Kıymetli bacım,ne kadar güzel anlatmışsın sade bir dile tebrik ederim.Ebu cehil bu mucize sonrası Hz.peygambere Söyle bakalım der Mescidi Aksa nın kaç camı var?Hz.Peygamberin önünden Cebrahil aleyhisselam perdeyi kaldırır ve Ebu Cehile kaç tane kapısı kaçtane penceresi olduğunu söyleyi verir.Bunun üzerine Ebu cehil yerden aldığı taşları avucunda saklayarak söyle bakalım der elimde ne var?Peygamber efendimiz (SAV) ''Ben mi söyleyeyim onlar mı söylesin' dediği anda Ebu cehilin elindeki taşlar zikretmeye başlar.Kızarak giden Ebu cehil yine iman fırsatını kaçırmıştır.Değerli bacım,o zaman olduğu gibi günümüzde de en büyük inkar aslında yaşayan Kuran olan Hz.Peygambere dir.Din alimi olarak gözüken,salya sümük tvlerde boy göstereler kendi gazete ve tv lerinde ''Lailahe illah demek yeterlidir,muhammedün Resulullah demek bir kemal mertebesidir' diyerek adeta O nun gereksizliğine kadar gitmişler ve islam dairesi dışına çıkmışlardır.Onların da ataları Ebu Cehilinde derdi Hz.Resulullahtır.Hatırına kainatın yaratıldığı ve bu nedenle aslında herkesin bir can borcu olduğu bu büyük peygambere ,Allah (cc) ın sevgilisine Salat ve Selam olsun,Allah cümlemizden ve cümlesinden razı olsun .Selam ve dua ile...

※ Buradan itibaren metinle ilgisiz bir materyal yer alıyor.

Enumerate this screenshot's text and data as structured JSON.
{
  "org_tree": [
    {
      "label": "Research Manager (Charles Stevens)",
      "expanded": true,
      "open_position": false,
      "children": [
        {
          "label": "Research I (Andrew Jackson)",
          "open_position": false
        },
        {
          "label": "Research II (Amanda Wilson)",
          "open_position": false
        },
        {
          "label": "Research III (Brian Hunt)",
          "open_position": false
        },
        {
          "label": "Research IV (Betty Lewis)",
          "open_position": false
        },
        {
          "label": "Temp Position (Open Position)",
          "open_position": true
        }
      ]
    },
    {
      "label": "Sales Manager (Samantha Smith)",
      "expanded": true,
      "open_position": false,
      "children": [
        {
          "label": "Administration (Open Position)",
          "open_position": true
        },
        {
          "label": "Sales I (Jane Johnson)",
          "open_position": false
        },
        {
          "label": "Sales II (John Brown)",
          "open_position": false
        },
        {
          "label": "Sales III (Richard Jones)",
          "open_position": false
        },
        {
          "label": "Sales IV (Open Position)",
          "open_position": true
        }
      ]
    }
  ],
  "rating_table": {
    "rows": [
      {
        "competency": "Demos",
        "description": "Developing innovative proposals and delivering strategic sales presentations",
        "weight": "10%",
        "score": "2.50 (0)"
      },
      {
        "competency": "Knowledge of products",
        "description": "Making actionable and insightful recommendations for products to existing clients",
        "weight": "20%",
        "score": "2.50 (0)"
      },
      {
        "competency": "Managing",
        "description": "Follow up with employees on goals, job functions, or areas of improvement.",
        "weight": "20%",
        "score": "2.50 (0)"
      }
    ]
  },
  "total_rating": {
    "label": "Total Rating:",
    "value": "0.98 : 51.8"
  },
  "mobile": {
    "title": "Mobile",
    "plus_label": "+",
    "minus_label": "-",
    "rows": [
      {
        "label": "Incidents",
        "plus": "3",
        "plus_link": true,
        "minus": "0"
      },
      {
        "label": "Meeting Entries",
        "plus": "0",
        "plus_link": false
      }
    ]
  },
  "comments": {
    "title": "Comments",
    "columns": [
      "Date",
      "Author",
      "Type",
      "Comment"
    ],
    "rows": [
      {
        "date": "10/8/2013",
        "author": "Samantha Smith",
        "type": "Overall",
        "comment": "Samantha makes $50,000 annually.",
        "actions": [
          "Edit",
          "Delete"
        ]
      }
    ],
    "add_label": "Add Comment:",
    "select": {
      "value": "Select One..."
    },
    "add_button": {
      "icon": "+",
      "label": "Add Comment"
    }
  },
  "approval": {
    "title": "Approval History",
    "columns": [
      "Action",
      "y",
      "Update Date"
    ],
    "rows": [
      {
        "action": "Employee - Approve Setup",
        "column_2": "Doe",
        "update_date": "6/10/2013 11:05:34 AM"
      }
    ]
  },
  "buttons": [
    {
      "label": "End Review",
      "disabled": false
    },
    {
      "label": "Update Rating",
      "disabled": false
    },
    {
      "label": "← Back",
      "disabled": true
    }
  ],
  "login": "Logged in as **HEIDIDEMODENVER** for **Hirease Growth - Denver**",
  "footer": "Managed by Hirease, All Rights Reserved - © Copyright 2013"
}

"BİRLİK VE BERABERLİK DÜŞÜNCESİ İÇERİSİNDE Miracı yaşayalım, ibadet ve taatlerimizle Allah`a ulaşalım, hangi inançdan olursa olsun zulme ve haksızlığa uğrayan herkesin kurtuluşu için dualar edelim, bilhassa, İslam coğrafyasında malı, canı, ırz ve namusu ayaklar altında ezilen kardeşlerimizin tez zamanda esenliğe kavuşmaları için, Rabbimize yalvaralım."
RABBİM HALİS DUALARIMIZI KABUL ETSİN.
KargülüALMILA tarafından 7/30/2008 12:17:34 PM zamanında düzenlenmiştir.
BİRLİK VE BERABERLİK DÜŞÜNCESİ İÇERİSİNDE Miracı yaşayalım, ibadet ve taatlerimizle Allah`a ulaşalım, hangi inançdan olursa olsun zulme ve haksızlığa uğrayan herkesin kurtuluşu için dualar edelim, bilhassa, İslam coğrafyasında malı, canı, ırz ve namusu ayaklar altında ezilen kardeşlerimizin tez zamanda esenliğe kavuşmaları için,
Rabbimize yalvaralım." DİYEREK MÜBAREK KANDİLİNİ DE KUTLUYORUM
,,,,,,,,,,,,,,,,,,,,,,,,,,,,,,,,,,,,,,,,,,,,,,,,,,,,,,,,,,,,,,,,,,,,,,,
bu güzel yazınızı ve hassas yüreğinizi can-gönülden tebrik ederim.
RABBİM HALİS DUALARIMIZI KABUL ETSİN.